My rating: 5 of 5 stars
*** Warning *** Spoiler alert. Two paragraphs below are marked as being possible spoilers
Elizabeth Strout writes, not with a pen, but with a
scalpel. I finished this book on a lovely summer Sunday; I could have been out
walking, hiking, picnicking, talking with friends, but nothing was going to keep
me from reading the last quarter of this book on this day.
This novel is about relationships, primarily sibling and married couple
relationships. The Burgess boys, Bob and Jim, grew up with their sister Susan in
a small town in Maine. We discover in short order that when he was 4 years old
Bob was responsible for killing their father in an accident. And years later he
still accepts responsiblity “Jimmy did his taunting of Bob when their mother was
not there, and while Bob might fight back, in his heart he accepted his
brother’s scorn. Standing in Roosevelt Park watching his brother speak with
eloquence, Bob still accepted it. He knew what he had done.” (p 151)
Bob and Jim have moved to New York as adults and work hard at staying away from
Maine. They are forced back to Maine when Susan’s son, Zach, performs a stupid
act affecting the immigrant Somali population that has serious consequences.
Jim’s wife, Helen, “saw how the incident was an irritant rubbing already against
the fine fabric of her family, and she felt right now the small pricks of
anxiety that precede insomnia” (p 26).
The plot of Zach’s troubles is merely a springboard to investigate these lives.
Strout does a marvelous, outstanding, find-me-another-superlative-and-I’ll-use-
it, job of exploring the inner lives of Susan, Bob, Helen, Pam (Bob’s ex-wife)
and others to show us their foibles, their worries and insecurities, their hopes
and fears. At the beginning of the coming together of the siblings to deal with
the problem she writes “it saddened him [Bob], but it seemed far away. But he
knew very soon it would not feel far away; the murkiness of Susan and Zachary
and Shirley Falls would seep into his apartment the way the emptiness [in the
vacant apartment] below waited to remInd him that his neighbors were no more,
that nothing lasts forever, there is nothing to be counted on.” (p 90).

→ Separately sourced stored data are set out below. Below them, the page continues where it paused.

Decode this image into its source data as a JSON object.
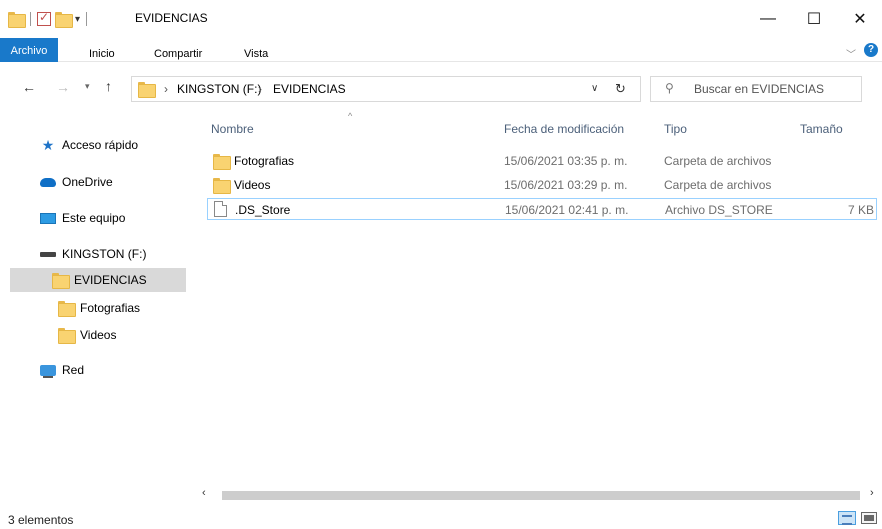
{
  "window": {
    "title": "EVIDENCIAS",
    "controls": {
      "minimize": "—",
      "maximize": "☐",
      "close": "✕"
    }
  },
  "ribbon": {
    "tabs": [
      {
        "label": "Archivo",
        "active": true
      },
      {
        "label": "Inicio"
      },
      {
        "label": "Compartir"
      },
      {
        "label": "Vista"
      }
    ],
    "help": "?"
  },
  "address": {
    "crumbs": [
      "KINGSTON (F:)",
      "EVIDENCIAS"
    ],
    "separator": "›"
  },
  "search": {
    "placeholder": "Buscar en EVIDENCIAS"
  },
  "navpane": {
    "items": [
      {
        "label": "Acceso rápido",
        "icon": "star-icon"
      },
      {
        "label": "OneDrive",
        "icon": "cloud-icon"
      },
      {
        "label": "Este equipo",
        "icon": "computer-icon"
      },
      {
        "label": "KINGSTON (F:)",
        "icon": "drive-icon"
      },
      {
        "label": "EVIDENCIAS",
        "icon": "folder-icon",
        "selected": true
      },
      {
        "label": "Fotografias",
        "icon": "folder-icon"
      },
      {
        "label": "Videos",
        "icon": "folder-icon"
      },
      {
        "label": "Red",
        "icon": "network-icon"
      }
    ]
  },
  "list": {
    "columns": [
      "Nombre",
      "Fecha de modificación",
      "Tipo",
      "Tamaño"
    ],
    "rows": [
      {
        "name": "Fotografias",
        "date": "15/06/2021 03:35 p. m.",
        "type": "Carpeta de archivos",
        "size": "",
        "icon": "folder-icon"
      },
      {
        "name": "Videos",
        "date": "15/06/2021 03:29 p. m.",
        "type": "Carpeta de archivos",
        "size": "",
        "icon": "folder-icon"
      },
      {
        "name": ".DS_Store",
        "date": "15/06/2021 02:41 p. m.",
        "type": "Archivo DS_STORE",
        "size": "7 KB",
        "icon": "file-icon",
        "selected": true
      }
    ]
  },
  "status": {
    "count": "3 elementos"
  },
  "colors": {
    "accent": "#1979ca",
    "selection": "#d9d9d9",
    "folder": "#f9d371"
  }
}
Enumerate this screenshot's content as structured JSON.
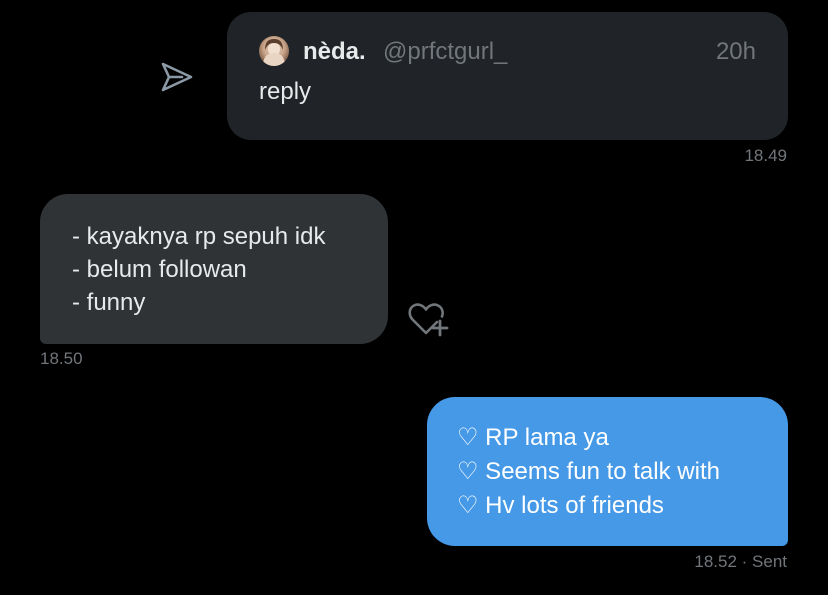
{
  "quoted_post": {
    "display_name": "nèda.",
    "handle": "@prfctgurl_",
    "time_ago": "20h",
    "text": "reply",
    "sent_time": "18.49"
  },
  "received_message": {
    "lines": [
      "- kayaknya rp sepuh idk",
      "- belum followan",
      "- funny"
    ],
    "time": "18.50"
  },
  "sent_message": {
    "lines": [
      "♡ RP lama ya",
      "♡ Seems fun to talk with",
      "♡ Hv lots of friends"
    ],
    "time": "18.52",
    "status": "· Sent"
  },
  "icons": {
    "share": "send-icon",
    "react": "heart-plus-icon"
  },
  "colors": {
    "background": "#000000",
    "received_bubble": "#2f3336",
    "sent_bubble": "#4599e6",
    "quoted_card": "#202327",
    "muted_text": "#71767b"
  }
}
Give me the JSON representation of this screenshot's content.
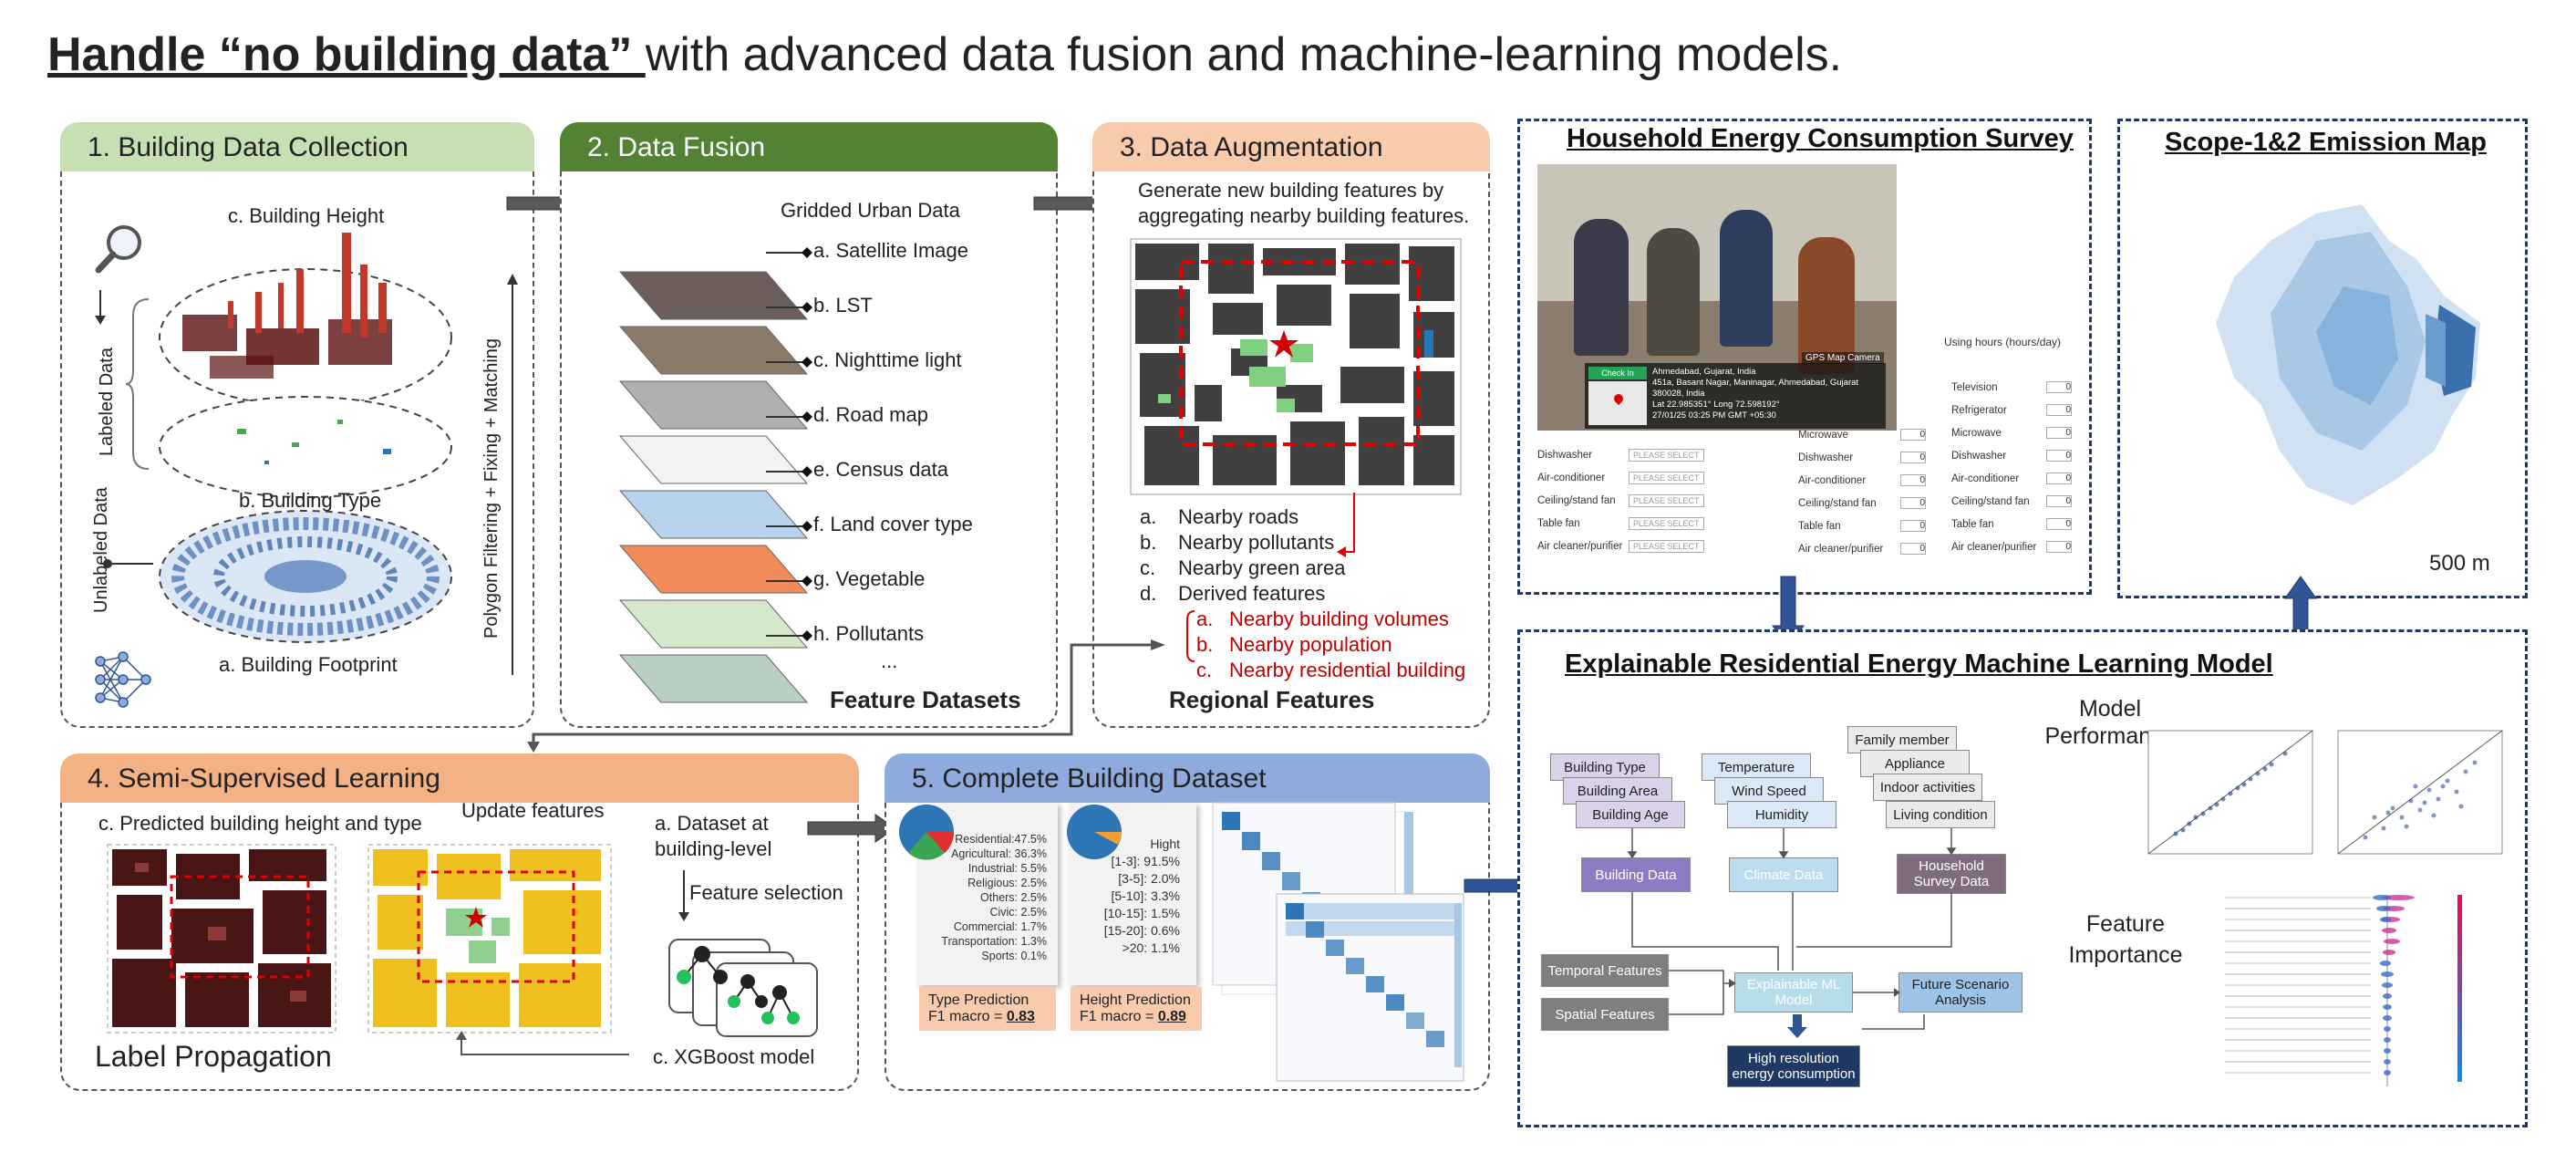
{
  "title": {
    "underlined": "Handle “no building data” ",
    "rest": "with advanced data fusion and machine-learning models."
  },
  "panel1": {
    "header": "1. Building Data Collection",
    "building_height": "c. Building Height",
    "building_type": "b. Building Type",
    "building_footprint": "a. Building Footprint",
    "labeled": "Labeled Data",
    "unlabeled": "Unlabeled Data",
    "polygon": "Polygon Filtering + Fixing + Matching"
  },
  "panel2": {
    "header": "2. Data Fusion",
    "gridded": "Gridded Urban Data",
    "layers": [
      "a. Satellite Image",
      "b. LST",
      "c. Nighttime light",
      "d. Road map",
      "e. Census data",
      "f. Land cover type",
      "g. Vegetable",
      "h. Pollutants"
    ],
    "ellipsis": "...",
    "footer": "Feature Datasets"
  },
  "panel3": {
    "header": "3. Data Augmentation",
    "desc1": "Generate new building features by",
    "desc2": "aggregating nearby building features.",
    "items": [
      {
        "letter": "a.",
        "text": "Nearby roads"
      },
      {
        "letter": "b.",
        "text": "Nearby pollutants"
      },
      {
        "letter": "c.",
        "text": "Nearby green area"
      },
      {
        "letter": "d.",
        "text": "Derived features"
      }
    ],
    "derived": [
      {
        "letter": "a.",
        "text": "Nearby building volumes"
      },
      {
        "letter": "b.",
        "text": "Nearby population"
      },
      {
        "letter": "c.",
        "text": "Nearby residential building"
      }
    ],
    "footer": "Regional Features"
  },
  "panel4": {
    "header": "4. Semi-Supervised Learning",
    "predicted": "c. Predicted building height and type",
    "update": "Update features",
    "dataset1": "a. Dataset at",
    "dataset2": "building-level",
    "feature_selection": "Feature selection",
    "label_propagation": "Label Propagation",
    "xgboost": "c. XGBoost model"
  },
  "panel5": {
    "header": "5. Complete Building Dataset",
    "type_breakdown": [
      "Residential:47.5%",
      "Agricultural: 36.3%",
      "Industrial: 5.5%",
      "Religious: 2.5%",
      "Others: 2.5%",
      "Civic: 2.5%",
      "Commercial: 1.7%",
      "Transportation: 1.3%",
      "Sports: 0.1%"
    ],
    "height_title": "Hight",
    "height_breakdown": [
      "[1-3]: 91.5%",
      "[3-5]: 2.0%",
      "[5-10]: 3.3%",
      "[10-15]: 1.5%",
      "[15-20]: 0.6%",
      ">20: 1.1%"
    ],
    "type_pred": "Type Prediction",
    "type_f1_label": "F1 macro = ",
    "type_f1": "0.83",
    "height_pred": "Height Prediction",
    "height_f1_label": "F1 macro = ",
    "height_f1": "0.89"
  },
  "survey": {
    "title": "Household Energy Consumption Survey",
    "usage_header": "Using hours (hours/day)",
    "photo_caption": [
      "Ahmedabad, Gujarat, India",
      "451a, Basant Nagar, Maninagar, Ahmedabad, Gujarat 380028, India",
      "Lat 22.985351° Long 72.598192°",
      "27/01/25 03:25 PM GMT +05:30"
    ],
    "check_in": "Check In",
    "gps": "GPS Map Camera",
    "select_placeholder": "PLEASE SELECT",
    "col1": [
      "Dishwasher",
      "Air-conditioner",
      "Ceiling/stand fan",
      "Table fan",
      "Air cleaner/purifier"
    ],
    "col2": [
      "Microwave",
      "Dishwasher",
      "Air-conditioner",
      "Ceiling/stand fan",
      "Table fan",
      "Air cleaner/purifier"
    ],
    "col3": [
      "Television",
      "Refrigerator",
      "Microwave",
      "Dishwasher",
      "Air-conditioner",
      "Ceiling/stand fan",
      "Table fan",
      "Air cleaner/purifier"
    ],
    "zero": "0"
  },
  "emission": {
    "title": "Scope-1&2 Emission Map",
    "scale": "500 m"
  },
  "ml": {
    "title": "Explainable Residential Energy Machine Learning Model",
    "building_type": "Building Type",
    "building_area": "Building Area",
    "building_age": "Building Age",
    "building_data": "Building Data",
    "temperature": "Temperature",
    "wind_speed": "Wind Speed",
    "humidity": "Humidity",
    "climate_data": "Climate Data",
    "family_member": "Family member",
    "appliance": "Appliance",
    "indoor": "Indoor activities",
    "living": "Living condition",
    "survey_data": "Household Survey Data",
    "temporal": "Temporal Features",
    "spatial": "Spatial Features",
    "explainable": "Explainable ML Model",
    "future": "Future Scenario Analysis",
    "high_res": "High resolution energy consumption",
    "model_perf": "Model Performance",
    "feature_imp": "Feature Importance"
  },
  "colors": {
    "green_header": "#c6e0b4",
    "darkgreen_header": "#548235",
    "orange_header": "#f8cbad",
    "blue_header": "#8faadc",
    "navy": "#1f3864",
    "red_text": "#c00000"
  }
}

She takes on two of life’s big questions: does our past really matter now, in
the present, since our lives here are facts and can’t be changed. Second, how do
really understand other people.
— Possible spoilers here —
I’ll hold back on the first point – does our past really matter. I am tempted to
go all English-major on the subject and show how the answer evolves depending on
the events and the people whose lives are affected. One character says “It’s the
past. It’s not getting redone. … We’ve all arrived at this point, so you know,
we go on.” (p 236) But that would spoil the book and you need to read it for
Strout is marvelous in elucidating the second theme: we only know so much about
others; we don’t live in their internal world. But at times we get glimpses of
the motivations of others: “Pam began to feel sorry for Susan, This was
surprising to Pam, perhaps her first understanding of the prismatic quality of
viewing people. She felt she had been seeing only the front of Susan and had
missed entirely the large white light of motherly disapproval that shone behind
her.” (p 104).
— End of possible spoilers —
On the third theme let me simply quote Pam after an evening where she has gone
from feeling in control to feeling buffeted by events “Nothing is what you
imagine. Her mind hovered above this simple and alarming though. The variables
were too great, the particularities too distincT, life a flood of translations
from the shadow-edged yearnings of the heart to the immutable aspects of the
physical world – this violet duvet and her slightly snoring husband.” (p246).
She uses a superb method of making this theme work. While we take part in the
inner lives of the other major characters, we never hear what is going on in
Jim’s life. We simply see he is hard through his interaction with others. Helen
asks him “Why are you being rude?”(p 238) and Bob explaining Jim to Zach “The
truth about your Uncle Jim is that no one really knows if he’s an asshole or
note, but he acts like one a lot of the time, to everyone, not just you.”(p
Strout moves the story forward through dialog and interior monologue; we don’t
get bogged down with a omnipotent narrator who tells us the story. Instead,
Elizabeth Strout shows us the story.
With this one book she has become one of my top 5 authors alongside Larry
McMurtry (earlier work), Richard Russo and Wallace Stegner. I don’t include P.G.
Wodehouse in this comparison because his writing is so different. I most compare
Strout to Richard Russo who is so adept at breaking down people’s lives and
thoughts. I’m changing my reading list to read the rest of her catalog.
I can’t say it enough: read this book.